In the shipboard labs, the scientists will use genomic sequencers to assess the composition of the phytoplankton, zooplankton, bacterial, and archaeal communities. They will also use new imaging tools, including a high throughput microscope called the Imaging FlowCytobot, to provide real-time, high-resolution images of billions of individual phytoplankton. The Underwater Vision Profiler will measure the sizes of sinking aggregates and collect images of zooplankton.

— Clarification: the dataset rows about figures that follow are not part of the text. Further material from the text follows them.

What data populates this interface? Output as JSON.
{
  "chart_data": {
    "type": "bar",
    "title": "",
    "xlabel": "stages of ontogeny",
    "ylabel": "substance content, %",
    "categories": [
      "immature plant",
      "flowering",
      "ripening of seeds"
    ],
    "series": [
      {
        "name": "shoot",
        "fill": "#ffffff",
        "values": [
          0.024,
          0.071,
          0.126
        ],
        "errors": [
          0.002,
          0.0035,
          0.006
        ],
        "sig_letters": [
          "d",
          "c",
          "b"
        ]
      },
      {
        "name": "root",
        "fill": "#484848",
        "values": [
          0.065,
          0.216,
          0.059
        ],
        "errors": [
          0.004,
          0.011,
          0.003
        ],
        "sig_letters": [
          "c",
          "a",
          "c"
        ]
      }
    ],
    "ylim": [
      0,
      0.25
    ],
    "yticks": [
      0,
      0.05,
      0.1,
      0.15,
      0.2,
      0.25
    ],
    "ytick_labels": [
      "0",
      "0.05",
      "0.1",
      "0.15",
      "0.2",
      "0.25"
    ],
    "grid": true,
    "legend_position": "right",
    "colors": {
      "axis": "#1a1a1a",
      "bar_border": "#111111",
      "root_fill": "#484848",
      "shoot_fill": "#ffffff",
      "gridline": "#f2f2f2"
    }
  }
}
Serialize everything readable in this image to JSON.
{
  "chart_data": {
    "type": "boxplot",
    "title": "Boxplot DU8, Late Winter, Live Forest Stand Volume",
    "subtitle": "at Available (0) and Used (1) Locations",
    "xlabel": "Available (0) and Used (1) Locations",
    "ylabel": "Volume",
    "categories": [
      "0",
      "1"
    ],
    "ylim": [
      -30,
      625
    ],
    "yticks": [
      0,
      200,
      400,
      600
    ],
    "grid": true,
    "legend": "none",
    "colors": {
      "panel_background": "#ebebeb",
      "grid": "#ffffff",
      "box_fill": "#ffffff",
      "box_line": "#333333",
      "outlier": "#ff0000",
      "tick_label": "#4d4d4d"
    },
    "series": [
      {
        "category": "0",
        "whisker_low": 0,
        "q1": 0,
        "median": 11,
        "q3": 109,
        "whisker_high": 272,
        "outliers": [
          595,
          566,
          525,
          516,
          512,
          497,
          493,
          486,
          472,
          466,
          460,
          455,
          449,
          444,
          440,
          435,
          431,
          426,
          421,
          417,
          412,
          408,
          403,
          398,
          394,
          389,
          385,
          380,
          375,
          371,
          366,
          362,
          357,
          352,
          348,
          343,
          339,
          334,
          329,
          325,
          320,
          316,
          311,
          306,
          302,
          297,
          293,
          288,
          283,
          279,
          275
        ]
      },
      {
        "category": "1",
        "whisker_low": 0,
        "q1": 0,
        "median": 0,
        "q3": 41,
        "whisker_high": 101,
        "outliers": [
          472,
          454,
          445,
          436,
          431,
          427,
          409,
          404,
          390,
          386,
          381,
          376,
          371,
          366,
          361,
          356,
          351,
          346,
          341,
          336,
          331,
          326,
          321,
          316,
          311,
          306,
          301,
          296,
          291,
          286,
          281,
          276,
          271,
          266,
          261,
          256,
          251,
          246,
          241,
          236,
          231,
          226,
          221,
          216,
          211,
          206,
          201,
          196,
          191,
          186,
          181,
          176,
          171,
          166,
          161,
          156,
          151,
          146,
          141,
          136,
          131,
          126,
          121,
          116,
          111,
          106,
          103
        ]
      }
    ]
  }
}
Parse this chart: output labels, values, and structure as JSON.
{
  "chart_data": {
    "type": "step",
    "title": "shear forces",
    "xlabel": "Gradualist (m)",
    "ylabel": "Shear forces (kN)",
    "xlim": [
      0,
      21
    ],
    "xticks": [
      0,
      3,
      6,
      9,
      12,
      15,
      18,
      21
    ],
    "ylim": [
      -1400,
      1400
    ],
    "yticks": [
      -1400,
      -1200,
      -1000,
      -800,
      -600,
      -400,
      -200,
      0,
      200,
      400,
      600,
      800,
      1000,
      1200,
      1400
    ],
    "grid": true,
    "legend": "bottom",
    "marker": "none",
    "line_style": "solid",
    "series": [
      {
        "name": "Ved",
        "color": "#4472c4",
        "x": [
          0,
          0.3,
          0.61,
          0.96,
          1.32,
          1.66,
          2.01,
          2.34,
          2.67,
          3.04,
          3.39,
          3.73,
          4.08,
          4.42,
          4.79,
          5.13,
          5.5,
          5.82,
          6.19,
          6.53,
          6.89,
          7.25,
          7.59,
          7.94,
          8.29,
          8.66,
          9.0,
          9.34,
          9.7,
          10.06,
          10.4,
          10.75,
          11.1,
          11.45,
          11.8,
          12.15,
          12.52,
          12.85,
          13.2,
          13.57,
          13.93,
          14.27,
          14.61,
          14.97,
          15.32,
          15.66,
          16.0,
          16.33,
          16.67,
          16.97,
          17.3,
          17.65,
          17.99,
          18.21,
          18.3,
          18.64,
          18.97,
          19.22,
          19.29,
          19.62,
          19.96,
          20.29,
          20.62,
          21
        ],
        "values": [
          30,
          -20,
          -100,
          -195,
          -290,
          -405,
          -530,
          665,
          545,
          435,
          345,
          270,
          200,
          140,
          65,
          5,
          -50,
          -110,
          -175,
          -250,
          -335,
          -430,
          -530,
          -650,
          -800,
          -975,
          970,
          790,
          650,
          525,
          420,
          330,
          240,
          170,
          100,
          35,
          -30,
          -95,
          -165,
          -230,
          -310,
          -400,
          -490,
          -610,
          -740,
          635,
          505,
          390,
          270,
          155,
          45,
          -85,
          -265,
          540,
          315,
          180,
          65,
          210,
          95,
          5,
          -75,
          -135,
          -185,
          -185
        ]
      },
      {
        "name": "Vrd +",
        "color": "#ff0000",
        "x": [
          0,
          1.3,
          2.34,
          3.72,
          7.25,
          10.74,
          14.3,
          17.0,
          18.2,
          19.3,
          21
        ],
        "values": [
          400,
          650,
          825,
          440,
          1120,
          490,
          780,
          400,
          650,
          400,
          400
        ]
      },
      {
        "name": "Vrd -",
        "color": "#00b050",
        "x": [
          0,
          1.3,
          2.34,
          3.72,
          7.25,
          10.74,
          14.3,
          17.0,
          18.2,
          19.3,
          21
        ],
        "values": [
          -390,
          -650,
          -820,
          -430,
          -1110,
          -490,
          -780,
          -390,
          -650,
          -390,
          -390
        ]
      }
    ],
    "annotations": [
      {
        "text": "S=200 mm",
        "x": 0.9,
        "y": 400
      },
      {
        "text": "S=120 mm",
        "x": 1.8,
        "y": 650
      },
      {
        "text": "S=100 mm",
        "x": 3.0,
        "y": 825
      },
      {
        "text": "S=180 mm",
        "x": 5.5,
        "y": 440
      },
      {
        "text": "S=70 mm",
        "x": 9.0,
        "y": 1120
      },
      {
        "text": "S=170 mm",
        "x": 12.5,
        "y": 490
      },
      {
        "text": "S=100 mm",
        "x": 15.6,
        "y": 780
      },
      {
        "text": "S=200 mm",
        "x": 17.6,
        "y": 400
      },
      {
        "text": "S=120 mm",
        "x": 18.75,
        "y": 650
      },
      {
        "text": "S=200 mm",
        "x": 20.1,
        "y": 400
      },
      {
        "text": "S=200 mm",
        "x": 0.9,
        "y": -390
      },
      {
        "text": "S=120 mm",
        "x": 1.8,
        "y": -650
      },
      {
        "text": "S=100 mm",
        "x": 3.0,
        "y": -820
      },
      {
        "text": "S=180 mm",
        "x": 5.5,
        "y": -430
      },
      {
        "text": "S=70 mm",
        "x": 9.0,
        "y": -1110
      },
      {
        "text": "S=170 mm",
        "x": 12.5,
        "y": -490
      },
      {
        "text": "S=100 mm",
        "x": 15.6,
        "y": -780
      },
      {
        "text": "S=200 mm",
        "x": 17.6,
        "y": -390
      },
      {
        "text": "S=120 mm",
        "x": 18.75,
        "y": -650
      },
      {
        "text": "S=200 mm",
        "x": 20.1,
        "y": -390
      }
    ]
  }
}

Optical instruments atop the ship’s superstructure will measure the ocean’s color at very high spectral resolution, from ultraviolet to infrared wavelengths, to help identify the distinct “signatures” or colors of light absorbed and scattered by different species of phytoplankton. This will allow scientists to develop algorithms for future satellite ocean-color missions such as NASA’s Plankton, Aerosol, Cloud, ocean Ecosystem (PACE) mission. From space, PACE will use similar optical instruments to distinguish the type and amount of phytoplankton present in the ocean.
Steinberg stresses that tying the global surface view available from satellites to the deeper view available from ships and underwater sensors is what sets EXPORTS apart. While satellites can only peer 30 to 90 feet beneath the waves, ship-deployed sensors can sense all the way to the seafloor, which at the study site lies almost 14,000 feet down.
“It’s really important that we’ll be tying our work to satellites,” says Steinberg. “In addition to the data gathered by our net tows and submerged sensors, we’ll have people onboard doing lots of bio-optical measurements, and there are satellites already up there that we’ll be tying those measurements into. Our ultimate goal is to be able to measure the biological pump from space, to give us a global perspective of its magnitude and dynamics.”